A brewing tradition dating back to the early 1800s has been rekindled in Limekilns.
Appropriately, the partnership between the owner of the village’s Ship Inn, Ian Cruikshank, and local brewer Steven Hope, fermented over a pint.
That led to samples of the Brew Shed beers – named because they are brewed in Steven’s shed – being delivered to the pub.
That was the catalyst for the transformation of Steven’s small home brewing set-up into the first registered brewery in Limekilns since the closure of the historic Brucehaven Brewery nearly 150 years ago.
“I didn’t realise I was breaking a 150-year drought when I started,” Steven said.
It was just over a year ago that Steven gave Ian a couple of bottles to try. He tested it on some customers and everybody loved it.
“Ian said that if I ever wanted to put beer in the pub, he’d be delighted,” he continued.
The next three months were spent upgrading the brewing kit and getting official approval.
He added: “It took a long time to get everything ready but I’ve been hugely encouraged by Ian’s support and, of course, the support of the people who have tried the few test batches we’ve had the pub. They’ve been really popular.”
So much so that the inn, said Ian, is hosting an engagement party this weekend with the happy couple requesting three of the local beers.
“Data from the Campaign for Real Ale shows that the UK is losing about 27 pubs every week. There’s lot of reasons for that but pubs have to do everything they can to attract customers,” said Ian.
The beers are a combination of historic Scottish brews, like a very pale hoppy ale dating from 1851 and a more traditional Scottish ale while he also has examples of American style IPAs.
“But this is about as far from commercial brewing as you can get,” he continued.
“I can only make enough for one cask at a time.”
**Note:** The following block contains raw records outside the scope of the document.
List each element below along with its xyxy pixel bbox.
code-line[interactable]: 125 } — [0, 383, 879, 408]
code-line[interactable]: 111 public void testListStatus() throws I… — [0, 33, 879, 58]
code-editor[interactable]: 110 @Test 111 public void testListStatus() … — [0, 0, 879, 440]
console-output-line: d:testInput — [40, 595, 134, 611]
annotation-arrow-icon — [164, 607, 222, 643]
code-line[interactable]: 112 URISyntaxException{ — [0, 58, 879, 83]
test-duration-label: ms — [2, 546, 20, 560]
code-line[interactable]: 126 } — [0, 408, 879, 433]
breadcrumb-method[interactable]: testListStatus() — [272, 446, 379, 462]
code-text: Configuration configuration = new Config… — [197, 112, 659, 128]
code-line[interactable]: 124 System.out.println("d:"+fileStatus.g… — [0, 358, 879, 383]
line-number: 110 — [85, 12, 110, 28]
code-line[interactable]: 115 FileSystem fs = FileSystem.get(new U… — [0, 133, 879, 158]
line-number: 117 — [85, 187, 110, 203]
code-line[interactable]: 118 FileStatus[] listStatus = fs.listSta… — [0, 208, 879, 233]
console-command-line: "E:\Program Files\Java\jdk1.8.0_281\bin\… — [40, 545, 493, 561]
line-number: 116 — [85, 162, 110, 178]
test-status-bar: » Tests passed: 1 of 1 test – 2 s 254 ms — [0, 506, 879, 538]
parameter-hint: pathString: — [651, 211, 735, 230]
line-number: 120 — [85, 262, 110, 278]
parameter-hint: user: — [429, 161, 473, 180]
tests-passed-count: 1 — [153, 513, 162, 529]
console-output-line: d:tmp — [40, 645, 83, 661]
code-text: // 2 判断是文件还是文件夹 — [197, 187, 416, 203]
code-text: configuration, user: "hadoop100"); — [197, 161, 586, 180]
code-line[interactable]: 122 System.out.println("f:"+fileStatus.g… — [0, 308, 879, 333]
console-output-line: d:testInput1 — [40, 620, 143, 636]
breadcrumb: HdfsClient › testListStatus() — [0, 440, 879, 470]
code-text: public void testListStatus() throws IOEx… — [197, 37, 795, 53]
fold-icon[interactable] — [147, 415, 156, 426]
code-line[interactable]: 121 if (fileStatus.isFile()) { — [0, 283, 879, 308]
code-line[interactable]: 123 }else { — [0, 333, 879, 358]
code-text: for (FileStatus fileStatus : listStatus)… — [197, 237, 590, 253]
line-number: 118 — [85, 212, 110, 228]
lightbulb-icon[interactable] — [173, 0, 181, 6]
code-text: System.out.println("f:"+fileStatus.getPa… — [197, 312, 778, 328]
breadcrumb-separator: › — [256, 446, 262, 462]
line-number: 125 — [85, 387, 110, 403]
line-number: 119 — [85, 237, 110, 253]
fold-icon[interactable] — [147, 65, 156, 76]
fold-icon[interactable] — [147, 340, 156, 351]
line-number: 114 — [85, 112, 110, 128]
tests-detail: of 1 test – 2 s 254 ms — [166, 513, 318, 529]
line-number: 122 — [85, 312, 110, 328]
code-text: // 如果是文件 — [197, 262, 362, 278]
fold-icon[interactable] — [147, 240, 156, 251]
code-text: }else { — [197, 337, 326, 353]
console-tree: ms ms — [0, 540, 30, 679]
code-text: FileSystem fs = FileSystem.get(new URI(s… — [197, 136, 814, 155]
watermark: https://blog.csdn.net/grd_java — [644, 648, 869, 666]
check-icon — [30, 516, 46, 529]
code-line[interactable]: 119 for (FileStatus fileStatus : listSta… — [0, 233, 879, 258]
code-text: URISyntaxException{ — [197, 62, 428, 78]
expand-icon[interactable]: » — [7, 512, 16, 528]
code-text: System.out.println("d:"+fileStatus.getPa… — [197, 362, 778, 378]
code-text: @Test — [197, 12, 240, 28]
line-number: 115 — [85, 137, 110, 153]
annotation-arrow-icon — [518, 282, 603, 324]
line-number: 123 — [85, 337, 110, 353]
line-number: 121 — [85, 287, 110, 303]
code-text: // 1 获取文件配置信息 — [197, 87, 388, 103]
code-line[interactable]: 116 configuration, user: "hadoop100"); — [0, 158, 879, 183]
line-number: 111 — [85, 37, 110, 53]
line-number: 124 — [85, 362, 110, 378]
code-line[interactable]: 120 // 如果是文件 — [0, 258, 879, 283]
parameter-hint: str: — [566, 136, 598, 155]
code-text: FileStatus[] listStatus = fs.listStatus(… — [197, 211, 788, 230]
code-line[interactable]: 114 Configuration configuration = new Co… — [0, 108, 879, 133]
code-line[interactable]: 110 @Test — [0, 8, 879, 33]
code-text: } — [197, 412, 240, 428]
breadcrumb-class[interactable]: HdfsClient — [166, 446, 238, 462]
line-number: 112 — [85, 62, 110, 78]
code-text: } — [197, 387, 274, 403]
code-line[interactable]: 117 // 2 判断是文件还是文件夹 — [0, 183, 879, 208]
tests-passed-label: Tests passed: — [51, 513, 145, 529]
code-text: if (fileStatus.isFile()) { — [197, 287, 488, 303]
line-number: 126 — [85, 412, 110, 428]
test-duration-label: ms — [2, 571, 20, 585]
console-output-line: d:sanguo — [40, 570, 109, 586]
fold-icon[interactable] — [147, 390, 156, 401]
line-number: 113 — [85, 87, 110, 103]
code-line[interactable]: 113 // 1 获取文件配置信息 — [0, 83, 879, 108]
It is then put in a cask and brought straight to the inn on the back of Steven’s motorcycle.
“It couldn’t be fresher,” he said.
Limekilns’ links with beer brewing
The area has a long tradition for brewing beer.
But little now remains of Lord Elgin’s Brucehaven Brewery.
And the area on which it stood is now given over to houses.
It is not exactly clear when the brewery closed but maps from 1895 suggest the site was “disused”.
It was advertised in 1826 as a going concern with eight working tuns.
But in The Scottish Jurist Lord Elgin sought repossession of an inn and bakehouse let to someone called William Beveridge, suggested it was closed by 1831.
It made the news in 1864 when the maltster was fined £150 for cheating the tax man.
By 1880 a local journal noted there was an extensive brewery and malt barn, the former “has long been discontinued” and only the latter, with reduced operations, continue.